Most of the clinical trials considered in this review, covering the last 15 years, are randomized controlled trials. Mostly, the papers considered patients suffering from chronic periodontitis and all patients were systemically healthy. The OFD was often the chosen surgical technique, and it was carried out with the removal of the tissue from the periodontal pocket. Considering clinically correct the chosen surgical technique through force of circumstance, all the studies considered highlighted a clinical advantage using BGs graft than the alone OFD along time, varying from 6 to 9 months [80,87,89,90]. In all the cases, the BG graft (endoskeleton) was not provided with a covering membrane and in one case it consisted of a BG reinforced HA with α and β forms of tricalcium-phosphate [81]. So, if the intraosseous defects were provided of self-maintaining space properties, the short-term follow-up was appropriate to demonstrate the healing acceleration effect (which is what can be detected with these study designs). Moreover, BG may not show the same disadvantage as alloplastic HA grafts, which would need to be combined or covered with membranes. On the other hand, if the OFD had been implemented with the removal of the pocket tissue in non-self-maintaining space defects, the favorable results obtained with the graft would derive most of all from a methodological bias.

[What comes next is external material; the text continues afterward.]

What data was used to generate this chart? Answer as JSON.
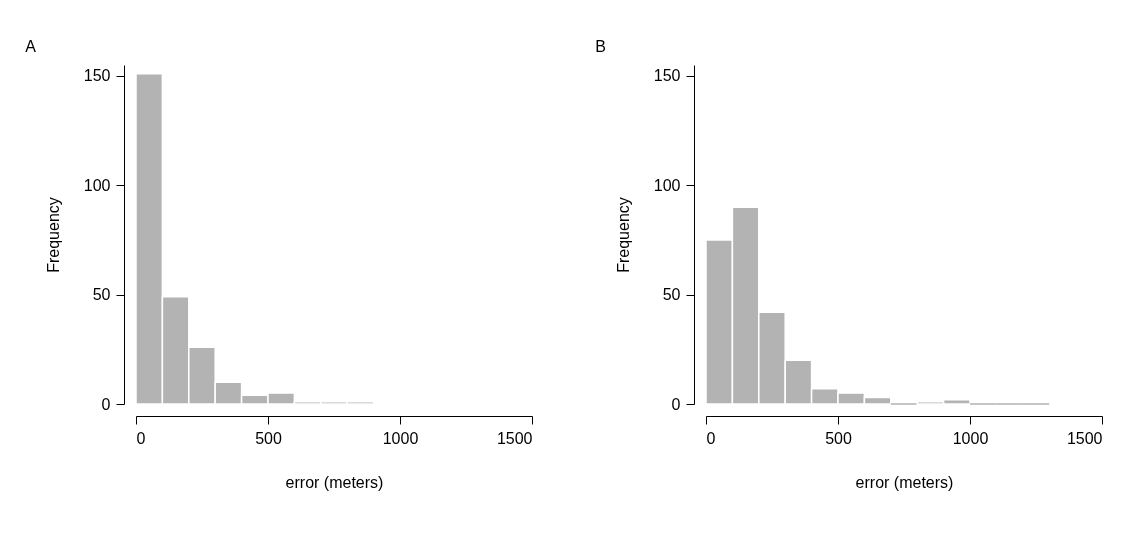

The use of BG has been evaluated with different study designs, comparing or combining BG with compounds capable of generating periodontal regeneration (enamel matrix protein derivative—EMD, platelet pellet—PP, platelet-rich plasma—PRP) but without the mechanical properties to maintain the space of the periodontal defects. The studies showed a follow-up from 6 months to 5 years [81,82,83,84,86,95,96,97]. Mostly, the studies highlighted for both the grafted materials (BG vs. EMD/PP/PRP) the same regenerative properties. The regeneration showed stability both at short- and at medium-term. However, several studies found better short-term regenerative results using a BG putty combined with platelet rich fibrin (PRF) than PRF alone [96,97] or BG than PRF alone [95]. The different study designs could explain the results. However, the BG considered seem to achieve effective regenerative properties [92,93,94]. The comparison between HA/DFDBA and BG grafting as regenerative properties showed better clinical results with BG grafting than graft covered with bioresorbable membranes [90,91], both using OFD surgical technique. On the other hand, Koduru et al. [98] found similar clinical outcomes compared DFDBA with BG grafts, and Katuri et al. [85] obtained better results for the DFDBA grafts. However, both the study designs did not cover the grafted material with membranes and, besides, Katuri at al. [85] used a DFDBA combined in putty form. Within its inherent limitations, the present clinical review shows that BGs have effective properties of periodontal forming. Moreover, BGs could be advantageously grafted without being combined with other compounds or covered by membranes, as necessary for HA graft. This could achieve the periodontal surgical regeneration of the periodontal defect in a further minimally invasive way.

However, to summarize, it is difficult to determine which BG composition can allow the best clinical results or is more promising, because the clinical outcomes also depend on the specific clinical characteristics of periodontal defects, and therefore also on the chosen surgical therapeutic strategy. Moreover, a significant heterogeneity characterized the studies considered.